Firstly, the number of children’s books at home as well as the age at which children started with joint book-reading proved to be strong predictors of success for second language learners. In other words: Read, read, read English books to your child. And if you get tired of reading, pick up one more book and read it with gusto! Exposing your child to the vocabulary in books is preparing him for the “language of learning. This is very different from the basic interpersonal language skills he’ll need on the playground. In the classroom, your child needs to use language to take part in discussions, make statements or predictions, reason, estimate and calculate. Children’s books are an excellent way to introduce your child to this kind of classroom language.

 

Also, start introducing non-fiction books to your child from an early age. By reading about spiders, dinosaurs, planets and plants, your child is building a strong scaffold of scientific vocabulary. Ask probing questions about the books e.g. “how is a spider different from an insect?” “What do you think will happen if the earth was closer to the sun?” By exposing your child to expository text, you are preparing them for the text books they’ll need to master in the classroom.

 

Another feature of classroom language is that it is very often low in context. If there is a knock on the door and the teacher ask a child to open the door, he will easily use the contextual clues to follow the instruction. But if the same teacher asks “Who invented the telephone?” a child needs to rely on his vocabulary knowledge to be able to answer the question. Help your child to cope with de-contextualised language in the classroom by asking the right questions at home e.g.: “Explain why you say that.””Describe that to me” “What happened a week ago?” “What do you think is going to happen next?” Role-play activities are also brilliant in helping your child predict certain situations and helping them think about the vocabulary they might need to cope. “What are you going to do if you left your lunchbox at home?” or “How could you find out about soccer practice?” are good examples to get your child thinking.

 

Finally, old crib notes can be a handy support during the first few weeks in a new school.
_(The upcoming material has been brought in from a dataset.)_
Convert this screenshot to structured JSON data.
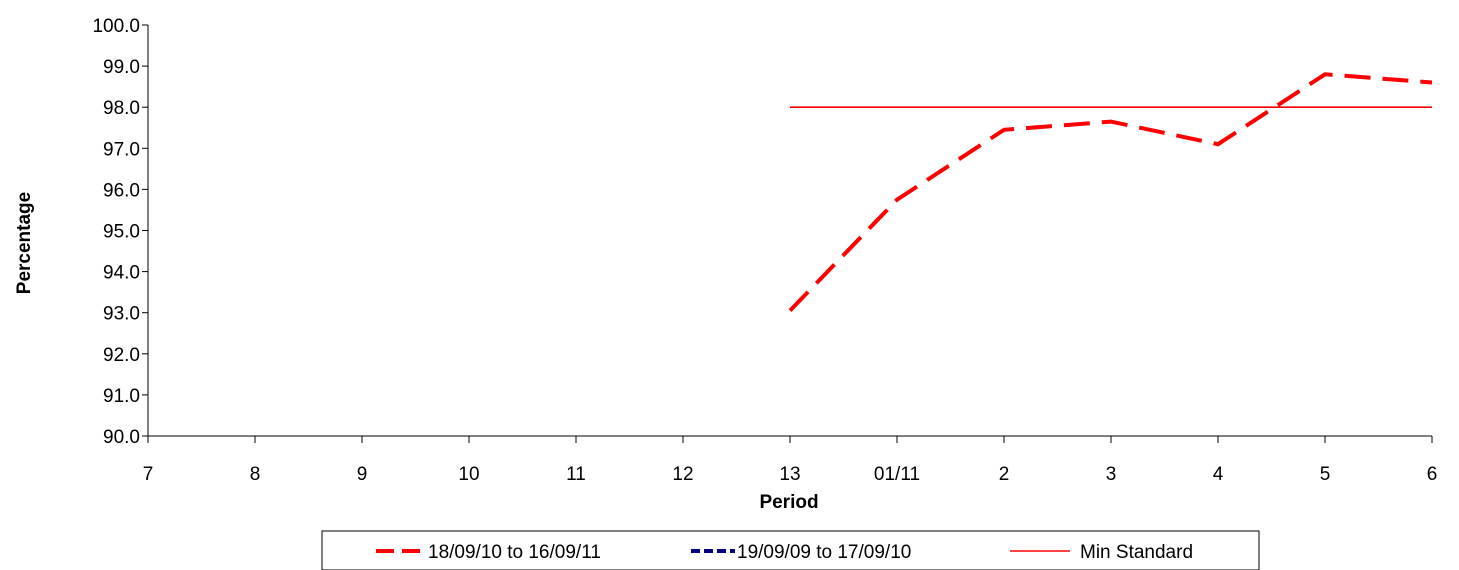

Words First Ltd. has developed Keyword Key rings™, consisting of important vocabulary cards to attach to their backpack. The cards contain pictures of words a child might need in a new school e.g. ordering food in the cafeteria or finding the bathroom. Help your child by drawing up their own cheat sheet with important words they might need to jump over any communication hurdles in the classroom or on the playground.

 

For older children, you might also ask the teacher for a vocabulary list to do some pre-teaching at home on a weekly basis. Being familiar with the subject vocabulary will help your child tremendously in following and understanding a lesson. Imagine having to sit through a science class if you have never heard the terms parasite or photosynthesis before. Remember, for English second language students this is a double whammy. They need to cope with all the new information of the subject while struggling to make sense of some unfamiliar vocabulary as well.

 

In the global village we call “world” today, growing up in a multi-lingual environment is definitely not uncommon any more. The benefits of mastering more than one language are numerous. Not only socially but children who speak more than one language have been shown to have good memory-, listening- and problem solving skills. Thus, even if your child is entering an English school, don’t neglect your first language at home. Your child might start preferring English, the language they mingle in at school, but they need to continue listening, reading and writing their first language as well. A famous Chinese proverb says: “To learn another language is to have one more window from which to look at the world.” To make sure your child excels in a second language classroom, you’ll just need to provide them with a support-step to be able to peer through that window.